AbstractMare domes, small shield volcanoes typically <∼30 km diameter, are part of the spectrum of lunar volcanic features that characterize extrusive basalt deposits. We used new spacecraft data to document these in Mare Tranquillitatis, among the oldest maria and the site commonly interpreted as an ancient degraded non‐mascon impact basin. We found 283 known and suspected mare domes, with the majority (n = 229) concentrated on a broad, ∼450 km circular topographic rise in eastern Mare Tranquillitatis. The domes (median diameter 5.6 km, height 68 m, volume 0.7 km3) contain summit pits (74%; median diameter 0.8 km), and exhibit minor compositional variability between domes and surrounding flows, suggesting that domes both supply and are embayed by these flows. Based on their characteristics and associations, we interpret the small shield volcanoes to have been built from individual low‐volume (<∼10–100 km3), low volatile content, short duration, cooling‐limited eruptions.
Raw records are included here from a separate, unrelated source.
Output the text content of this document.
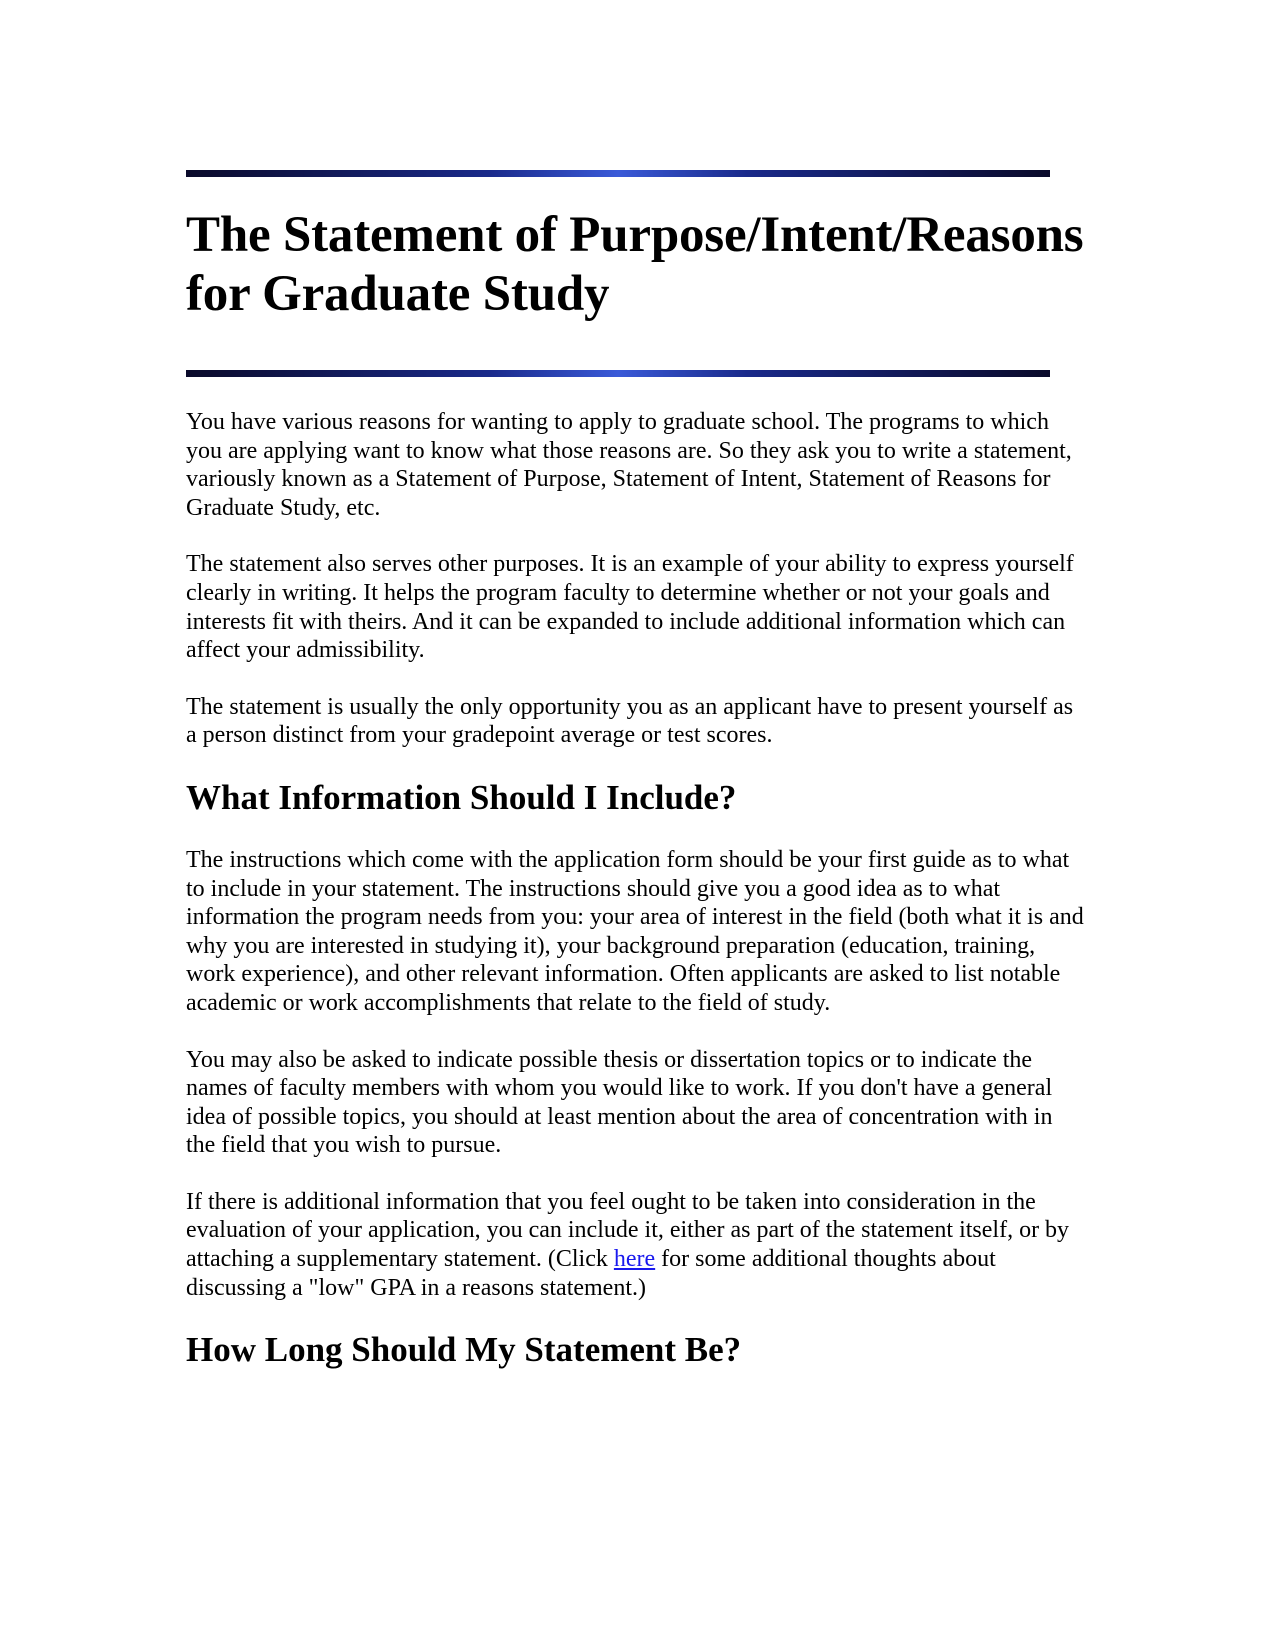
The Statement of Purpose/Intent/Reasons
for Graduate Study

You have various reasons for wanting to apply to graduate school. The programs to which you are applying want to know what those reasons are. So they ask you to write a statement, variously known as a Statement of Purpose, Statement of Intent, Statement of Reasons for Graduate Study, etc.

The statement also serves other purposes. It is an example of your ability to express yourself clearly in writing. It helps the program faculty to determine whether or not your goals and interests fit with theirs. And it can be expanded to include additional information which can affect your admissibility.

The statement is usually the only opportunity you as an applicant have to present yourself as a person distinct from your gradepoint average or test scores.

What Information Should I Include?

The instructions which come with the application form should be your first guide as to what to include in your statement. The instructions should give you a good idea as to what information the program needs from you: your area of interest in the field (both what it is and why you are interested in studying it), your background preparation (education, training, work experience), and other relevant information. Often applicants are asked to list notable academic or work accomplishments that relate to the field of study.

You may also be asked to indicate possible thesis or dissertation topics or to indicate the names of faculty members with whom you would like to work. If you don't have a general idea of possible topics, you should at least mention about the area of concentration with in the field that you wish to pursue.

If there is additional information that you feel ought to be taken into consideration in the evaluation of your application, you can include it, either as part of the statement itself, or by attaching a supplementary statement. (Click here for some additional thoughts about discussing a "low" GPA in a reasons statement.)

How Long Should My Statement Be?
The ∼450 km broad volcanic rise is ∼920 m high (volume ∼1.6 × 105 km3) and is interpreted to be built from multiple occurrences of small shield eruptions, a shield plains volcanism style. This implies a shallow mantle source region capable of supplying distributed dike‐emplacement and eruption events over an area of 1.75 × 105 km2 early in mare volcanism history (∼3.7 Ga). The difference between Mare Tranquillitatis and younger mare‐filled mascon basins is attributed to the more ancient thermal state and crustal structure of the viscously relaxed Tranquillitatis basin, and a shallower broad magma source region present in earlier lunar thermal history.